Laut Bundesnachrichtendienst (BND) stammt das Coronavirus mit hoher Wahrscheinlichkeit aus einem Labor in Wuhan. Die Erkenntnisse dazu lagen bereits 2020 vor, doch die Bundesregierung hielt die Informationen unter Verschluss. Nun werden die Details öffentlich.

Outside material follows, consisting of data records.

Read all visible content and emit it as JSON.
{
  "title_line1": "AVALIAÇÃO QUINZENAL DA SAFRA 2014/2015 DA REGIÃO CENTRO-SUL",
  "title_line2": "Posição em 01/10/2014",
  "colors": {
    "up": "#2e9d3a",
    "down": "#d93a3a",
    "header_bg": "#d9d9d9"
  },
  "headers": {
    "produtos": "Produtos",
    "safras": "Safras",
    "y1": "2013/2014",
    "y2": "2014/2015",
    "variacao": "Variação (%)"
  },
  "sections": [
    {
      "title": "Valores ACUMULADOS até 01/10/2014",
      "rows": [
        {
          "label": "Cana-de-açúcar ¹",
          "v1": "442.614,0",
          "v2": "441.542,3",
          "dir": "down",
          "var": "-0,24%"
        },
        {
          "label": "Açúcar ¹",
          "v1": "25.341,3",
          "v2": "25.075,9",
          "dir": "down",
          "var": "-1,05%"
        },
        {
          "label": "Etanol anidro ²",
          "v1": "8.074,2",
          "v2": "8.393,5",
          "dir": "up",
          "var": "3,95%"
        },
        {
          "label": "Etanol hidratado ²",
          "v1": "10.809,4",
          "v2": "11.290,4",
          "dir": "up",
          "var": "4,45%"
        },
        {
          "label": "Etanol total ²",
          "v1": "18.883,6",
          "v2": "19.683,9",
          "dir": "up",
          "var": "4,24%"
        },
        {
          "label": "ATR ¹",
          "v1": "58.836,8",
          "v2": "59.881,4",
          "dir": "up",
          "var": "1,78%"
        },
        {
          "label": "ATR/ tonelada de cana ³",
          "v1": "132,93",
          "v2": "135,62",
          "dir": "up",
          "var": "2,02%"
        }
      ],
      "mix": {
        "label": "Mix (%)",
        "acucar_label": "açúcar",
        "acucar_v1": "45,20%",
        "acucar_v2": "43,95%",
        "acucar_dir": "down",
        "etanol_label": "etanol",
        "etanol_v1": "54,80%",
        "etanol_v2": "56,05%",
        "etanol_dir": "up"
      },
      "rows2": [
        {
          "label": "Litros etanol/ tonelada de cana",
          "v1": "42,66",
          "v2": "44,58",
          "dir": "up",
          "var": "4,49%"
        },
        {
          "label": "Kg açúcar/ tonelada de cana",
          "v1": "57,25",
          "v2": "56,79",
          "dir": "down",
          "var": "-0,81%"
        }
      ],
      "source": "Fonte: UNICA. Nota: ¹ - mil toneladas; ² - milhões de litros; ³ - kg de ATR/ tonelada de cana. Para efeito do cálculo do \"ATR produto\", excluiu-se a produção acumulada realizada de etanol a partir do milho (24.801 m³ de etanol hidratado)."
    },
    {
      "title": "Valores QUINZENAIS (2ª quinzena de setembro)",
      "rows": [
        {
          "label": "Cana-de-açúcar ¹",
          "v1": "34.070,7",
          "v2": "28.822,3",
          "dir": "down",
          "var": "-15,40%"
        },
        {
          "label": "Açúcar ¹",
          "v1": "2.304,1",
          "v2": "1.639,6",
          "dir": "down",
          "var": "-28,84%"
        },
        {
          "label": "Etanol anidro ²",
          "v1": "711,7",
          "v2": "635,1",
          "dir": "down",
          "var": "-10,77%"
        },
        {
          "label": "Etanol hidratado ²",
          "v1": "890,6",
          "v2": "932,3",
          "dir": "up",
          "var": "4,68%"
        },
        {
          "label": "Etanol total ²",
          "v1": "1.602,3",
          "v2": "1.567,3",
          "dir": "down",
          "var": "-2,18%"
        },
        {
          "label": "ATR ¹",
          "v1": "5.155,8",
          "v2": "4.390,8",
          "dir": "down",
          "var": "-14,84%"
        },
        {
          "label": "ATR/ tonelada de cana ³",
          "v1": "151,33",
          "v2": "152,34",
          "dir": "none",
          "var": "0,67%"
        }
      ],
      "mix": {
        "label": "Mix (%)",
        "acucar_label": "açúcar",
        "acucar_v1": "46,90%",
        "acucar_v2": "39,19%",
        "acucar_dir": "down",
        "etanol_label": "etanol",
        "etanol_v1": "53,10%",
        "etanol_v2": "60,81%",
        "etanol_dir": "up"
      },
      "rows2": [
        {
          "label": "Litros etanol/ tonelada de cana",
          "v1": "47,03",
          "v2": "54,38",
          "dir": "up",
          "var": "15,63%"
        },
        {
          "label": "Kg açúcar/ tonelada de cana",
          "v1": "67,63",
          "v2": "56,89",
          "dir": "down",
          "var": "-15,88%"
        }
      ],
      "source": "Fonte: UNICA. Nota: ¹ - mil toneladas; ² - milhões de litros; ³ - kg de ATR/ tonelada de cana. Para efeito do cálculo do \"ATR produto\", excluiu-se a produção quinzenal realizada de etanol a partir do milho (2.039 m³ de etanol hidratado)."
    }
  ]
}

Operation „Saaremaa“: BND untersuchte Virus-Ursprung
Nach Recherchen der „Süddeutschen Zeitung“ und „Zeit“ geht der BND davon aus, dass das SARS-CoV-2-Virus zu 80 bis 95 Prozent durch einen Laborunfall freigesetzt wurde. Diese Einschätzung basiert auf geheimen Ermittlungen, die unter dem Codenamen „Saaremaa“ geführt wurden.
Im Fokus der Untersuchungen steht das Wuhan Institut für Virologie, eine führende Forschungseinrichtung für Viren in China. Der BND stieß auf Hinweise zu riskanten Gen-Manipulationen („Gain of Function“-Experimente), bei denen Viren gezielt verändert wurden. Zudem gab es Verstöße gegen Sicherheitsprotokolle in der Forschungseinrichtung.
Kanzleramt hielt Informationen unter Verschluss
Den Auftrag für die Untersuchung erhielt der BND direkt vom Kanzleramt unter Angela Merkel. Bereits 2020 legte der Nachrichtendienst seine Erkenntnisse vor, doch sie wurden nicht öffentlich gemacht. Merkel, Kanzleramtsminister Helge Braun und Staatssekretär Johannes Geismann äußerten sich nicht dazu, ob sie die brisanten Informationen kannten.
Auch nach dem Regierungswechsel zu Olaf Scholz im Jahr 2021 änderte sich nichts: Der BND informierte das Kanzleramt erneut, aber weder der Bundestag noch die Weltgesundheitsorganisation (WHO) wurden unterrichtet.
Regierung lässt Untersuchung durch Experten prüfen
Im Dezember 2024 wurde schließlich eine wissenschaftliche Überprüfung der BND-Erkenntnisse eingeleitet. Christian Drosten sowie RKI-Präsident Lars Schade sind Teil der Expertenkommission.
Drosten hatte zu Beginn der Pandemie die Labor-Theorie als „Verschwörungstheorie“ abgetan. Erst später räumte er ein, dass in Wuhan Experimente mit potenziellen Risiken durchgeführt wurden. Dennoch hält er die Annahme eines Laborunfalls weiterhin für unwahrscheinlich.
US-Geheimdienste passen Einschätzung an
Im Herbst 2024 übermittelte der BND seine Erkenntnisse an die CIA. Daraufhin änderte der neue CIA-Direktor John Ratcliffe Anfang 2025 überraschend die offizielle Einschätzung: Die US-Geheimdienste gehen nun mit „geringer Überzeugung“ von einem Laborunfall aus.
Die Klärung der Herkunft des Virus gestaltet sich weiterhin schwierig. Die chinesische Regierung verweigert Untersuchungen und blockiert internationale Nachforschungen, was eine vollständige Aufklärung bisher verhindert.